Posted Mar 19, 2024 - 20:00 UTC

Resolved
All WalkMe components impacted by today's outage have been restored. Thank you for your patience as our team worked to ensure WalkMe functionality was fully restored.

Our initial findings indicate an issue with the WalkMe Authorization and Authentication endpoints in our US services to be the cause. Please expect this incident to be updated with a root cause analysis including all relevant details in the coming days.
Posted Mar 06, 2024 - 20:42 UTC
Monitoring
WalkMe Services have been restored and our team is monitoring to ensure all items are resolved.
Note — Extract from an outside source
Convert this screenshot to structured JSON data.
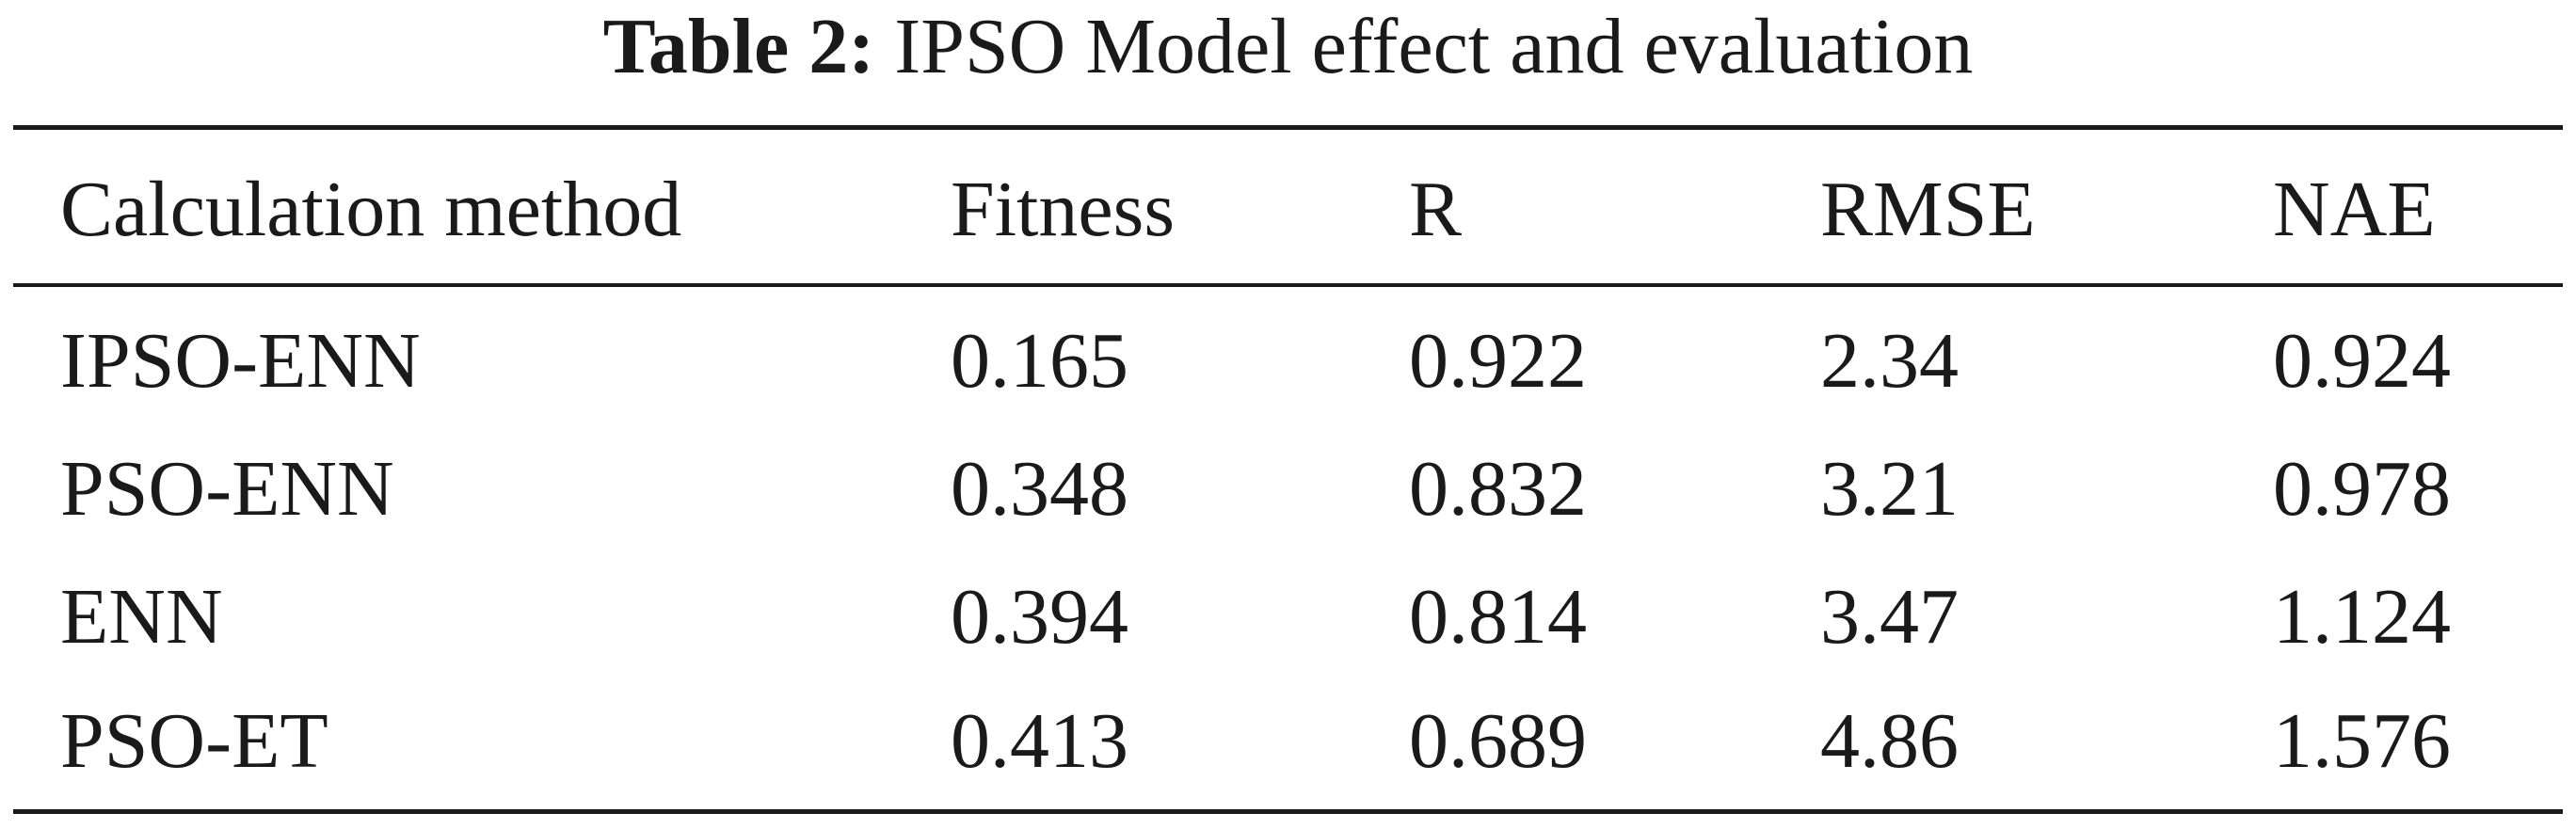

Posted Mar 06, 2024 - 20:24 UTC
Update
Our Development team has been able to restore most services, however, the Editor's publish functionality is still impacted. We are continuing to work hard to resolve this and will have an update soon.
Posted Mar 06, 2024 - 19:48 UTC
Update
We are continuing to investigate this issue.
Posted Mar 06, 2024 - 19:32 UTC
Update
We are continuing to investigate this issue.
Posted Mar 06, 2024 - 18:22 UTC
Update
We are continuing to investigate this issue.
Posted Mar 06, 2024 - 17:31 UTC
Update
Our Development team is investigating and working on resolving the issue as soon as possible. We will report back with an update shortly.
Posted Mar 06, 2024 - 16:47 UTC
Update
We are continuing to investigate this issue.
Posted Mar 06, 2024 - 15:54 UTC
Update
We are continuing to investigate this issue.
Posted Mar 06, 2024 - 15:23 UTC
Update
We are continuing to investigate this issue.
Posted Mar 06, 2024 - 14:41 UTC
Investigating
editor/insights/console is down for US accounts.
We are investigating and will update shortly.
Posted Mar 06, 2024 - 14:09 UTC
This incident affected: Content Platform (Designer (Editor), DAP Console), Admin Space, Applications (ActionBot), End User Experience (Workstation), and Data (Insights dashboards).